Dengan mudahnya format ini beredar ilegal, para perusahaan rekaman menuduh bahwa sistem berbagai file di internet ini adalah penyebab penjualan album menurun. Saat itu pula beredar istilah "music piracy", alias pembajakan seperti yang kita kenal sekarang.

Para perusahaan rekaman raksasa lalu mulai menggugat para penyamun digital ini. Yang paling monumental adalah kasus A&M Records melawan Napster pada 2001. Saat itu, 18 perusahaan rekaman menuntut Napster karena pembajakan. Termasuk The Big Four di industri musik: Universal Music Group, Sony Music Entertainment, EMI, dan Warner Music Group.

Ini adalah kasus besar pertama yang berkaitan dengan hak cipta dalam dunia digital dan tradisi berbagi file antar pengguna (peer-to-peer file sharing). Kasus ini ibarat Goliath melawan David. Napster adalah situs yang didirikan oleh Shawn Fanning pada 1999. Saat itu Shawn adalah mahasiswa baru di jurusan ilmu komputer, Northeastern University.

Tak seperti David dalam legenda yang menang melawan Goliath, di sini Shawn dan Napster harus tersungkur.
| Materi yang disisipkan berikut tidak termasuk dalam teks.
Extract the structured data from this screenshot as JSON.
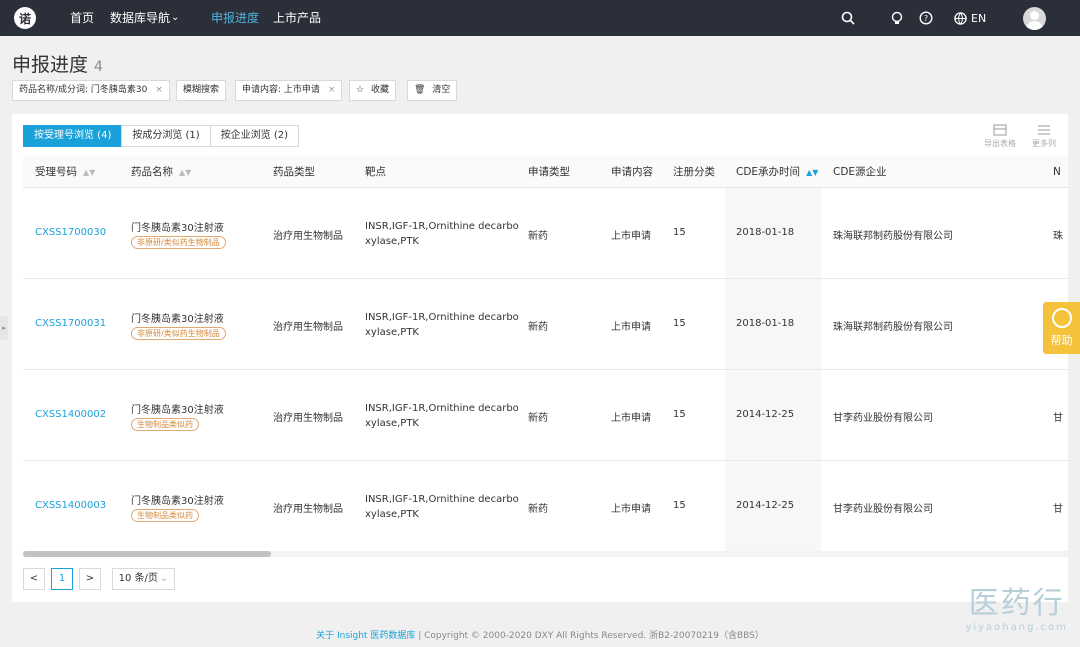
{
  "nav": {
    "logo_glyph": "诺",
    "items": [
      "首页",
      "数据库导航",
      "申报进度",
      "上市产品"
    ],
    "dropdown_caret": "⌄",
    "lang": "EN"
  },
  "page": {
    "title": "申报进度",
    "count": "4"
  },
  "filters": {
    "drug_chip": "药品名称/成分词: 门冬胰岛素30",
    "fuzzy_search": "模糊搜索",
    "content_chip": "申请内容: 上市申请",
    "favorite": "收藏",
    "clear": "清空",
    "close_glyph": "×"
  },
  "tabs": [
    "按受理号浏览 (4)",
    "按成分浏览 (1)",
    "按企业浏览 (2)"
  ],
  "tools": {
    "export": "导出表格",
    "more": "更多列"
  },
  "table": {
    "headers": [
      "受理号码",
      "药品名称",
      "药品类型",
      "靶点",
      "申请类型",
      "申请内容",
      "注册分类",
      "CDE承办时间",
      "CDE源企业",
      "N"
    ],
    "sort_glyph": "▲▼",
    "rows": [
      {
        "id": "CXSS1700030",
        "name": "门冬胰岛素30注射液",
        "badge": "非原研/类似药生物制品",
        "type": "治疗用生物制品",
        "target_line1": "INSR,IGF-1R,Ornithine decarbo",
        "target_line2": "xylase,PTK",
        "app_type": "新药",
        "content": "上市申请",
        "reg_class": "15",
        "date": "2018-01-18",
        "company": "珠海联邦制药股份有限公司",
        "next": "珠"
      },
      {
        "id": "CXSS1700031",
        "name": "门冬胰岛素30注射液",
        "badge": "非原研/类似药生物制品",
        "type": "治疗用生物制品",
        "target_line1": "INSR,IGF-1R,Ornithine decarbo",
        "target_line2": "xylase,PTK",
        "app_type": "新药",
        "content": "上市申请",
        "reg_class": "15",
        "date": "2018-01-18",
        "company": "珠海联邦制药股份有限公司",
        "next": ""
      },
      {
        "id": "CXSS1400002",
        "name": "门冬胰岛素30注射液",
        "badge": "生物制品类似药",
        "type": "治疗用生物制品",
        "target_line1": "INSR,IGF-1R,Ornithine decarbo",
        "target_line2": "xylase,PTK",
        "app_type": "新药",
        "content": "上市申请",
        "reg_class": "15",
        "date": "2014-12-25",
        "company": "甘李药业股份有限公司",
        "next": "甘"
      },
      {
        "id": "CXSS1400003",
        "name": "门冬胰岛素30注射液",
        "badge": "生物制品类似药",
        "type": "治疗用生物制品",
        "target_line1": "INSR,IGF-1R,Ornithine decarbo",
        "target_line2": "xylase,PTK",
        "app_type": "新药",
        "content": "上市申请",
        "reg_class": "15",
        "date": "2014-12-25",
        "company": "甘李药业股份有限公司",
        "next": "甘"
      }
    ]
  },
  "pagination": {
    "prev": "<",
    "current": "1",
    "next": ">",
    "page_size": "10 条/页"
  },
  "footer": {
    "link": "关于 Insight 医药数据库",
    "text": " | Copyright © 2000-2020 DXY All Rights Reserved. 浙B2-20070219（含BBS）"
  },
  "help": {
    "label": "帮助"
  },
  "side_toggle": {
    "glyph": "▸"
  },
  "watermark": {
    "cn": "医药行",
    "en": "yiyaohang.com"
  },
  "colors": {
    "nav_bg": "#2b2f3a",
    "accent": "#1aa1d9",
    "help_bg": "#f5c33b",
    "badge": "#d48a3f"
  },
  "icons": [
    "logo-icon",
    "search-icon",
    "lightbulb-icon",
    "question-icon",
    "globe-icon",
    "avatar-icon",
    "star-icon",
    "trash-icon",
    "export-icon",
    "more-columns-icon",
    "help-icon"
  ]
}
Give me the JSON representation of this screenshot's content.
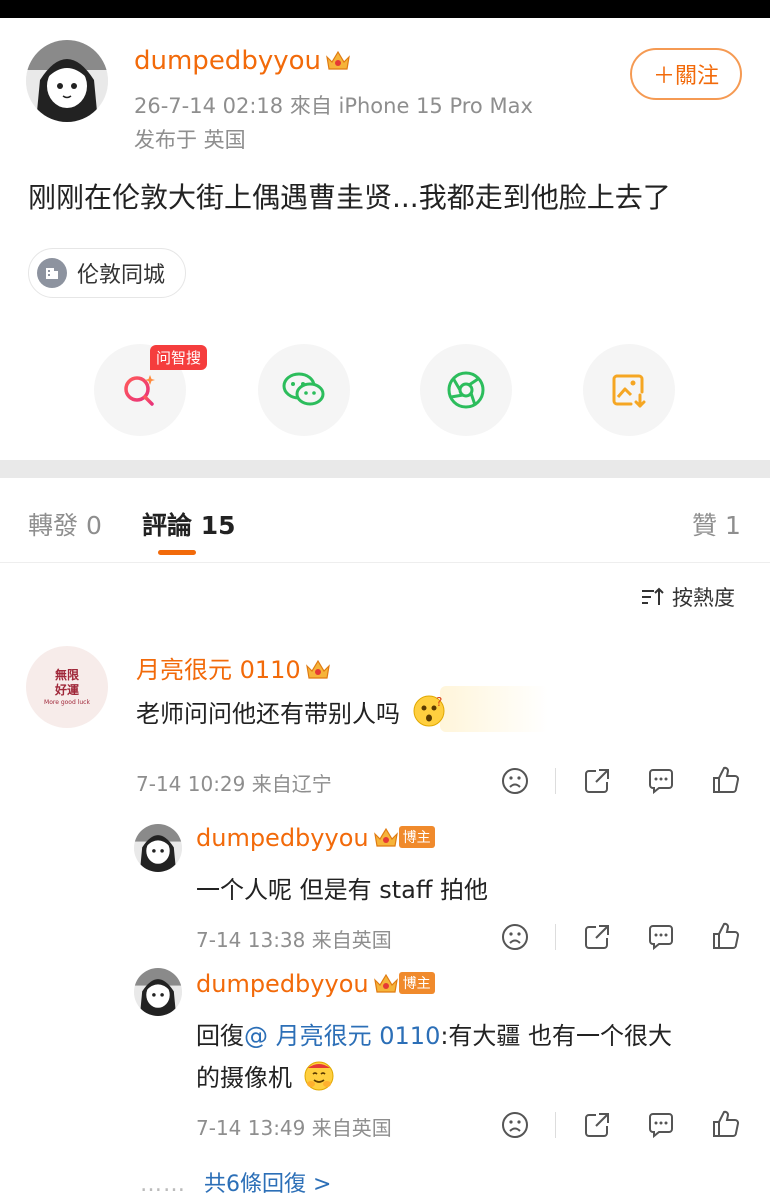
{
  "post": {
    "username": "dumpedbyyou",
    "meta_line1": "26-7-14 02:18  來自 iPhone 15 Pro Max",
    "meta_line2": "发布于 英国",
    "follow_label": "＋關注",
    "text": "刚刚在伦敦大街上偶遇曹圭贤...我都走到他脸上去了",
    "topic": "伦敦同城"
  },
  "share": {
    "ask_badge": "问智搜",
    "items": [
      "ai-search-icon",
      "wechat-icon",
      "moments-icon",
      "save-image-icon"
    ]
  },
  "tabs": {
    "repost": "轉發 0",
    "comments": "評論 15",
    "likes": "贊 1"
  },
  "sort_label": "按熱度",
  "comments": [
    {
      "username": "月亮很元 0110",
      "text": "老师问问他还有带别人吗",
      "time": "7-14 10:29 来自辽宁",
      "avatar_text_1": "無限",
      "avatar_text_2": "好運",
      "avatar_text_3": "More good luck"
    }
  ],
  "replies": [
    {
      "username": "dumpedbyyou",
      "badge": "博主",
      "text": "一个人呢 但是有 staff 拍他",
      "time": "7-14 13:38 来自英国"
    },
    {
      "username": "dumpedbyyou",
      "badge": "博主",
      "prefix": "回復",
      "mention": "@ 月亮很元 0110",
      "text_line1": ":有大疆 也有一个很大",
      "text_line2": "的摄像机",
      "time": "7-14 13:49 来自英国"
    }
  ],
  "more_replies": "共6條回復 >",
  "more_dots": "……",
  "colors": {
    "accent": "#f26a0a",
    "link": "#2c6fb7",
    "meta": "#8e8e8e"
  }
}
Pada 11 Juli 2001, hakim memutuskan Shawn harus menutup Napster. Pada September, Napster harus membayar 26 juta dolar pada para pemilik hak cipta lagu yang disebarkan lewat situsnya. Mei 2002, Napster mengumumkan bangkrut.

Namun tumbangnya Napster seperti jadi martir. Setelah itu, kultur berbagi lagu di internet dalam format mp3 seperti tak bisa dibendung. Ia terus ada dan punya semakin banyak pengguna. Ia juga memaksa industri musik berubah dan berbenah mengikuti gerak zaman.

Selamat Datang Format Baru

Sejak beberapa tahun terakhir, dunia audio memang mengalami kemajuan yang cepat. Ini dibarengi dengan semakin banyak orang yang "rewel" tentang kualitas suara. Para hipster kembali menggali harta karun audio berupa piringan hitam. Membuat mp3 mulai ditinggalkan.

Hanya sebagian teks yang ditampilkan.